Figure 2: The four pillars of XDR. Source: Omdia
This situation favors those security vendors with portfolios covering all the pillars required to feed telemetry to an XDR platform. Three of the top five SEG players, Broadcom/Symantec, Cisco, and Barracuda, fall into that category. Numbers 1 and 2 on the list, however, are Proofpoint and Mimecast, neither of which are broad-based security players, so both must rely on integrations with partners' products if customers want to use them in an XDR deployment. Meanwhile, Check Point has already stated that the Avanan product will integrate with its Infinity architecture, which is its XDR offering.
Looking Ahead: The Future of Email Security
Omdia forecasts growth in the cloud-based SEG-as-a-service portion of the SEG market through 2024, when it should reach $2 billion, up from last year's $1.6 billion.
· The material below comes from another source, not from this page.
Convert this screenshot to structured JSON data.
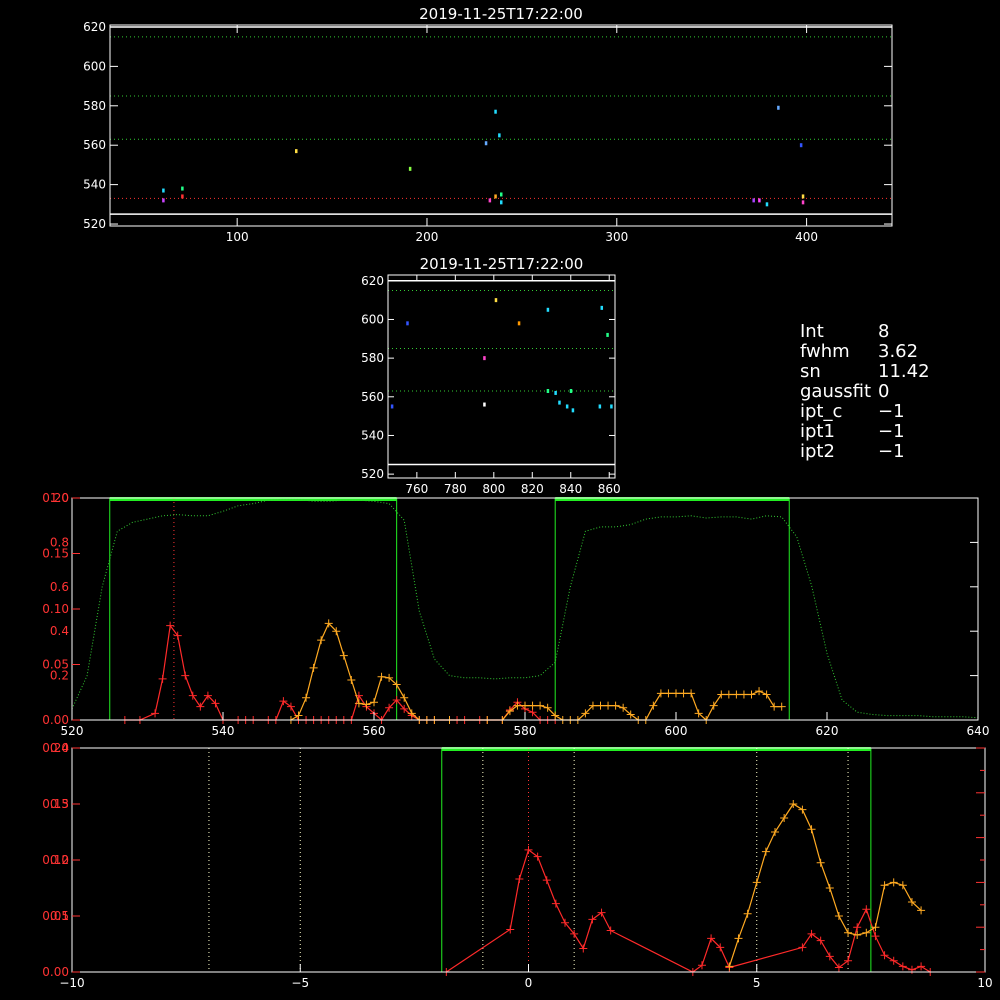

But which vendors are best placed to take advantage of that growth? Will it be existing SEG vendors, emerging players, or indeed, will Microsoft itself seek to mop up that extra email security spending by enterprises?
While Omdia believes competition will remain robust in all segments of the email security market, observers should watch Microsoft carefully. The vendor has promised to invest $20 billion in security during the next five years, quadrupling its current spending. Should Microsoft decide to add to its existing email security offerings, or merely make access more challenging or costly for email security vendors, the ramifications would be felt far and wide.